Rowling seems nearly to wink at her Harry Potter fanbase with this cupboard reference—“Think Uncle Vernon was abusive, do you?” she might be asking. “This is the real world.” Harry Potter was an introduction, through the lens of magic and ultimate happiness, to momentary loss, disappointment, and death. Here, though, when a relative, spouse, or friend is gone, they’re lost forever. Characters may have jarringly conspicuous access to the latest technology, but with no Resurrection Stone, “Priori Incantatem” spell, or Mirror of Erised at their disposal, this new treatment of death is decidedly harsher.
The final Harry Potter book was released four days before my 15th birthday. I was living in Chile for the summer and anxiously journeyed to the nearest mall to get the book. Dawn crept through the curtains as I finished it the next morning. It hadn’t been released in Spanish yet, and my host siblings begged the main details out of me the second I was done reading.

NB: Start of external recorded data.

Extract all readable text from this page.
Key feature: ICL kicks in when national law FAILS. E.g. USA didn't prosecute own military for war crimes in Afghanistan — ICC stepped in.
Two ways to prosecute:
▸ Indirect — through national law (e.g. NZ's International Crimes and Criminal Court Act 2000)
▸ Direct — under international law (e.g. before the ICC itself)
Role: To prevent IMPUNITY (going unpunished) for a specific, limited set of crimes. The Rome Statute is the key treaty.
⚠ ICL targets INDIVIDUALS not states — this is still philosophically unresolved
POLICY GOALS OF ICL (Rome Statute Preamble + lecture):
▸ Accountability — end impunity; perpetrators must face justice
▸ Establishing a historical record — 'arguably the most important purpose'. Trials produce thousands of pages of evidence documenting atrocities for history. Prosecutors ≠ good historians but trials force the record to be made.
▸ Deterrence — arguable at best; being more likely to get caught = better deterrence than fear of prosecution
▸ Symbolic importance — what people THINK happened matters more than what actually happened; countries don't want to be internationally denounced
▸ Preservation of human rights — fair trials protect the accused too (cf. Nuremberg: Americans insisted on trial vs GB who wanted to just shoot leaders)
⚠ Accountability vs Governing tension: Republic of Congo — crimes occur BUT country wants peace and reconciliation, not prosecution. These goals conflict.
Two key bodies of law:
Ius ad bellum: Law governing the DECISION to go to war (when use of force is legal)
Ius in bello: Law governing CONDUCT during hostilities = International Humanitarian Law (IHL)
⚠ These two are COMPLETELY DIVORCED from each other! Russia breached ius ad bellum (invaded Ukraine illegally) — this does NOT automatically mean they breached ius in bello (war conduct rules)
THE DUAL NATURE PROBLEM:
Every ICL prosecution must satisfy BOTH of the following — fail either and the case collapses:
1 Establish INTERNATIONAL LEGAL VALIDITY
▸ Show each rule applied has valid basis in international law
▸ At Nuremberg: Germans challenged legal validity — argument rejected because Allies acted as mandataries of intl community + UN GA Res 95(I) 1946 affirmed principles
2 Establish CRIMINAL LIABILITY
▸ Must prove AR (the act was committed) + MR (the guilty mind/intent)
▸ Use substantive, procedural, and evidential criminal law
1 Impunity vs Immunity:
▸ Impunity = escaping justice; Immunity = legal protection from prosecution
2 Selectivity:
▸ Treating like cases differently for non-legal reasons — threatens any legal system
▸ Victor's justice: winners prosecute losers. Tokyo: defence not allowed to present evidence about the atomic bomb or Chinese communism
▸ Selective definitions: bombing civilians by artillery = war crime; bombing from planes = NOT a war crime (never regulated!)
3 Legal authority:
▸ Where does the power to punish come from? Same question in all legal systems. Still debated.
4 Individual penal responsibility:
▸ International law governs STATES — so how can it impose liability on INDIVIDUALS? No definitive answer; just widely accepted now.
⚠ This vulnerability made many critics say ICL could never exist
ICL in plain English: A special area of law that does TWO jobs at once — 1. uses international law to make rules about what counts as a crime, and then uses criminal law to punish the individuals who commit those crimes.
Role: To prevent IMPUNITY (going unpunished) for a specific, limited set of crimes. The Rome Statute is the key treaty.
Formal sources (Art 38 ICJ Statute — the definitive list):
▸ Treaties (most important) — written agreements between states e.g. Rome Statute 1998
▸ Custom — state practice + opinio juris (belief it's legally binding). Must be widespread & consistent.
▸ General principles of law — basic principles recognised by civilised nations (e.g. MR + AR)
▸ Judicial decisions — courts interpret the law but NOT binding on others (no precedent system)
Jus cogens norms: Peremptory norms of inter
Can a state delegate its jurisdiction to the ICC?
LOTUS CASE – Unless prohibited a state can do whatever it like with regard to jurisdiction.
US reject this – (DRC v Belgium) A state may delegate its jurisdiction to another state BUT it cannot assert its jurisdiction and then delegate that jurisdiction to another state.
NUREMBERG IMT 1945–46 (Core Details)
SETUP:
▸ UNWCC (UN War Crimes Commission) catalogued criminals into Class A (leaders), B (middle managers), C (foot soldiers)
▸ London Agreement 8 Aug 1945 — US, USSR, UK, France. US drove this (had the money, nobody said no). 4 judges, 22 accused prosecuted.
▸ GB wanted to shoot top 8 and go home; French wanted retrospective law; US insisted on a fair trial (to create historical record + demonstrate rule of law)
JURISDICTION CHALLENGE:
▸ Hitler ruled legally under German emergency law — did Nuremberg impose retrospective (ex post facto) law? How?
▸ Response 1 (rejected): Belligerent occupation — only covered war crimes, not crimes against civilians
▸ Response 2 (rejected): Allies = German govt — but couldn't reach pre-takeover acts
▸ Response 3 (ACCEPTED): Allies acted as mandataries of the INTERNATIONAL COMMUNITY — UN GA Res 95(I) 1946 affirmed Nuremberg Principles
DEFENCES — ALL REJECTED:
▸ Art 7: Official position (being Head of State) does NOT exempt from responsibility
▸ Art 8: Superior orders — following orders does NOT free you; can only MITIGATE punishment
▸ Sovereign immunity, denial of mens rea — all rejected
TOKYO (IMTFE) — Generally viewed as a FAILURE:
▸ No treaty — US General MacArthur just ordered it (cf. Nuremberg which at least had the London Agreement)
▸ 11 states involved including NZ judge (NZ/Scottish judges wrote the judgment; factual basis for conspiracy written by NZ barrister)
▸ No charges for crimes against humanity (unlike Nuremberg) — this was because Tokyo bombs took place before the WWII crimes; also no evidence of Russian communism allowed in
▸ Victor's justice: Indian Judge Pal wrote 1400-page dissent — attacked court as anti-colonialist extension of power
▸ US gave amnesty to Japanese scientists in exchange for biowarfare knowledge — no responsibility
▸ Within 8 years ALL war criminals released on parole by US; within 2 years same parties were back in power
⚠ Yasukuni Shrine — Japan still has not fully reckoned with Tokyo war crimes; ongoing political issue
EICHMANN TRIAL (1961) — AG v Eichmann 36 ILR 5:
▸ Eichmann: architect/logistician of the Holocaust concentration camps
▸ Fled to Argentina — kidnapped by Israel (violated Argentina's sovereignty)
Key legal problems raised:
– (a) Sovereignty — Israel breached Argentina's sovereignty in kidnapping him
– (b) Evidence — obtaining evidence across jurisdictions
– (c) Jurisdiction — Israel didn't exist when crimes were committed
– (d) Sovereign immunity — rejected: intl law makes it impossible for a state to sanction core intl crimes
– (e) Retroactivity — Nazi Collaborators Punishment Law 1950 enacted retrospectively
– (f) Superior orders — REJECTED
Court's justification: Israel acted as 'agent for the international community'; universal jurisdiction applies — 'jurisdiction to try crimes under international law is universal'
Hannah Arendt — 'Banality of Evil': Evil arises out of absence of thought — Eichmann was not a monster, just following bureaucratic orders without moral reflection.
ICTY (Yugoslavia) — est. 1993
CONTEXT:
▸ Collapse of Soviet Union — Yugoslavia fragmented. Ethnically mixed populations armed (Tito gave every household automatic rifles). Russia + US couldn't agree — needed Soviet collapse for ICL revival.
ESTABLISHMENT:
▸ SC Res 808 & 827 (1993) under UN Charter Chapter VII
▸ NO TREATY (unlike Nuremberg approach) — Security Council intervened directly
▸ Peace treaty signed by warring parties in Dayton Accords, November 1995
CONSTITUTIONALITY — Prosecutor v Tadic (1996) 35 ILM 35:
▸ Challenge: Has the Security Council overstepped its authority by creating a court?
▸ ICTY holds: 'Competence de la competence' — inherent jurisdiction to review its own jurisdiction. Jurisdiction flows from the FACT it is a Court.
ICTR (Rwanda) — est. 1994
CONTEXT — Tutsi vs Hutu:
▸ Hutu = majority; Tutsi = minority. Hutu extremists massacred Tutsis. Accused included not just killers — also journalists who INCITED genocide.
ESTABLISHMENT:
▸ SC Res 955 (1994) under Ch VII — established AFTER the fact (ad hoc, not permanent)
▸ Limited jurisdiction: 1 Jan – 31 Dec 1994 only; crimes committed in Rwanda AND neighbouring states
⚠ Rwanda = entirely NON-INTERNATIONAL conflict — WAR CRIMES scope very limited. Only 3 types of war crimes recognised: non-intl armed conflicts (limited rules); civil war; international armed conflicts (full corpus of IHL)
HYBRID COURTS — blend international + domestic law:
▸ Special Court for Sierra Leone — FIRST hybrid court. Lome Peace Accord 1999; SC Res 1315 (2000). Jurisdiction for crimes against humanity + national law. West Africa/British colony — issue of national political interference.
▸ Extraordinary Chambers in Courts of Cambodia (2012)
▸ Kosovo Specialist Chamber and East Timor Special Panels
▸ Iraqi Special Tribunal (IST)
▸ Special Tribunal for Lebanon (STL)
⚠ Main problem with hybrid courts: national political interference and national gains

I nonchalantly bought “The Casual Vacancy” two days after it appeared in stores. It took me three days to read rather than a night—the driving tension, both on my part and on Rowling’s, simply was not there. Rowling, however, is not a one-hit wonder. Darkness, redemption, and even humor are more layered and complex in her latest effort. But the “Potter” cohort is grown up and probably ready to spend more than one night digesting the moral maelstroms of a book. A fast read isn’t always the best read. “The Casual Vacancy” has its moment of gut-wrenching horror, finely sketched characters, and steady-handed authorial intention. Rowling can’t babysit the literate youth of the world forever; finally, she drops the hand holding for a hard but welcome slap of reality.